Before using Network Policy, note that Apiserver needs to turn these switches on, as shown above. Another more important thing is that the Network plug-in we choose needs to support the implementation of Network Policy. You should know that Network Policy is only an object provided by K8s, and there is no built-in component for implementation. It depends on whether the container Network solution you choose supports this standard and its completeness. If you choose Flannel, it does not really implement this Policy. Well, then it doesn’t help that you tried this.
Configure the instance
Let’s take a configuration example, or what do you do when designing a Network Policy? I personally feel that three things need to be decided:
- The first thing is to control objects, like the spec part of this instance. In a spec, we can select a particular set of pods to be controlled by podSelector or namespace selector.
- The second is to consider the flow of clear, need to control the direction of the in or out? Or do you control in both directions?
- The most important part is the third part. If the selected direction is described by adding control objects to it, which specific streams can be put in or out? Analogous to a quintuple of flow characteristics, I can use some selector to decide which ones can be my remote, which is the object selection; The IPBlock mechanism can also be used to determine which IP addresses can be allowed. And finally, which protocols or ports. In fact, the flow characteristics are grouped into a quintuple, which selects a particular acceptable flow.
This paper summarizes
That’s the end of this article, let’s briefly summarize:
-
In pod container network, the core concept is IP. IP is the address base of each POD for external communication, which must be consistent inside and outside and conform to the characteristics of K8s model.
-
Topology is the most important factor that affects the performance of container network. Be able to understand how your packages are connected end-to-end, how they get from container to Host, and whether the Host is going to encapsulate or unencapsulate the container. Or through policy-based routing? How do you get to the opposite end?
-
Container network selection and design selection. If you do not know your external network or need the most universal solution, for example, whether the MAC is directly connected or whether the routing table of the external router can be controlled, you can choose Flannel using Vxlan as Backend. If you are sure that your network is 2-tiered, you can use Calico or Flannel-Hostgw as a backend.
-
Finally, Network Policy is a powerful tool in operation and application, which can achieve precise control of incoming and outgoing flows.

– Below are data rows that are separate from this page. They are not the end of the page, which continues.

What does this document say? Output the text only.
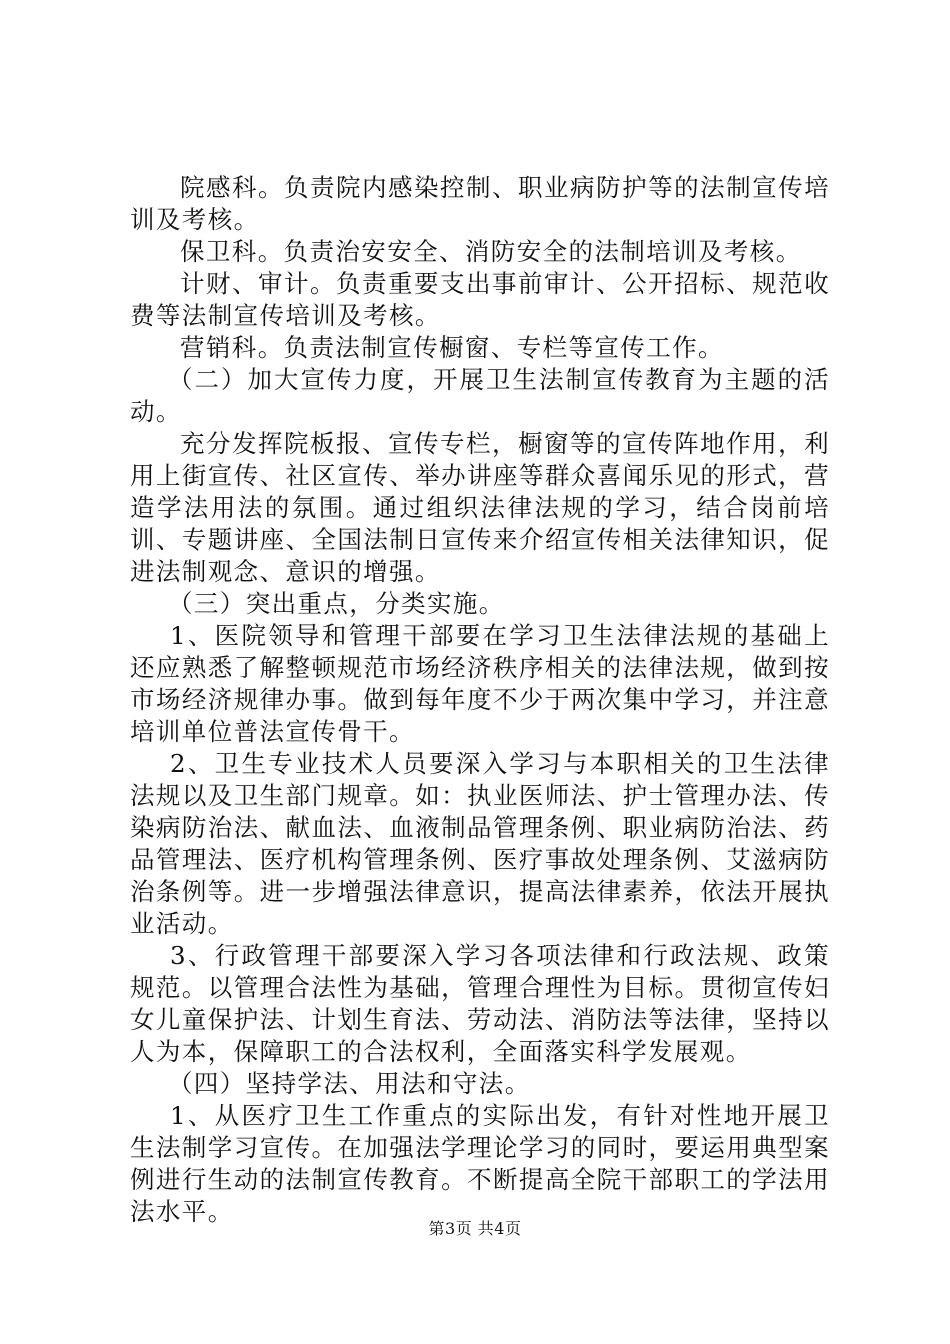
院感科。负责院内感染控制、职业病防护等的法制宣传培训及考核。

保卫科。负责治安安全、消防安全的法制培训及考核。

计财、审计。负责重要支出事前审计、公开招标、规范收费等法制宣传培训及考核。

营销科。负责法制宣传橱窗、专栏等宣传工作。

（二）加大宣传力度，开展卫生法制宣传教育为主题的活动。

充分发挥院板报、宣传专栏，橱窗等的宣传阵地作用，利用上街宣传、社区宣传、举办讲座等群众喜闻乐见的形式，营造学法用法的氛围。通过组织法律法规的学习，结合岗前培训、专题讲座、全国法制日宣传来介绍宣传相关法律知识，促进法制观念、意识的增强。

（三）突出重点，分类实施。

1、医院领导和管理干部要在学习卫生法律法规的基础上还应熟悉了解整顿规范市场经济秩序相关的法律法规，做到按市场经济规律办事。做到每年度不少于两次集中学习，并注意培训单位普法宣传骨干。

2、卫生专业技术人员要深入学习与本职相关的卫生法律法规以及卫生部门规章。如：执业医师法、护士管理办法、传染病防治法、献血法、血液制品管理条例、职业病防治法、药品管理法、医疗机构管理条例、医疗事故处理条例、艾滋病防治条例等。进一步增强法律意识，提高法律素养，依法开展执业活动。

3、行政管理干部要深入学习各项法律和行政法规、政策规范。以管理合法性为基础，管理合理性为目标。贯彻宣传妇女儿童保护法、计划生育法、劳动法、消防法等法律，坚持以人为本，保障职工的合法权利，全面落实科学发展观。

（四）坚持学法、用法和守法。

1、从医疗卫生工作重点的实际出发，有针对性地开展卫生法制学习宣传。在加强法学理论学习的同时，要运用典型案例进行生动的法制宣传教育。不断提高全院干部职工的学法用法水平。

第3页 共4页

The way to do that is to figure out who you want to control and how your flow is defined.
5. Thinking time
A few final thoughts for you to consider:
-
Why is the interface standardized CNI, but the container network does not have a very standard implementation, built into K8s?
-
Why does Network Policy not have a standard controller or a standard implementation, but is provided by the owner of the container Network?
-
Is it possible to implement container networking without network devices at all? Consider RDMA and other alternatives to TCP/IP.
-
There are many network problems during operation and maintenance and it is difficult to troubleshoot. Therefore, it is not worth developing an open source tool that can friendly display the network conditions at various stages from Container to Host, from Host to Host, or from encapsulation to decapsulation, so that problems can be quickly located. As far as I know, there is no such tool.
Above is my introduction to the basic concepts of K8s container Network and Network Policy.
“Alibaba cloudnative wechat public account (ID: Alicloudnative) focuses on micro Service, Serverless, container, Service Mesh and other technical fields, focuses on cloudnative popular technology trends, large-scale implementation of cloudnative practice, and becomes the technical public account that most understands cloudnative developers.”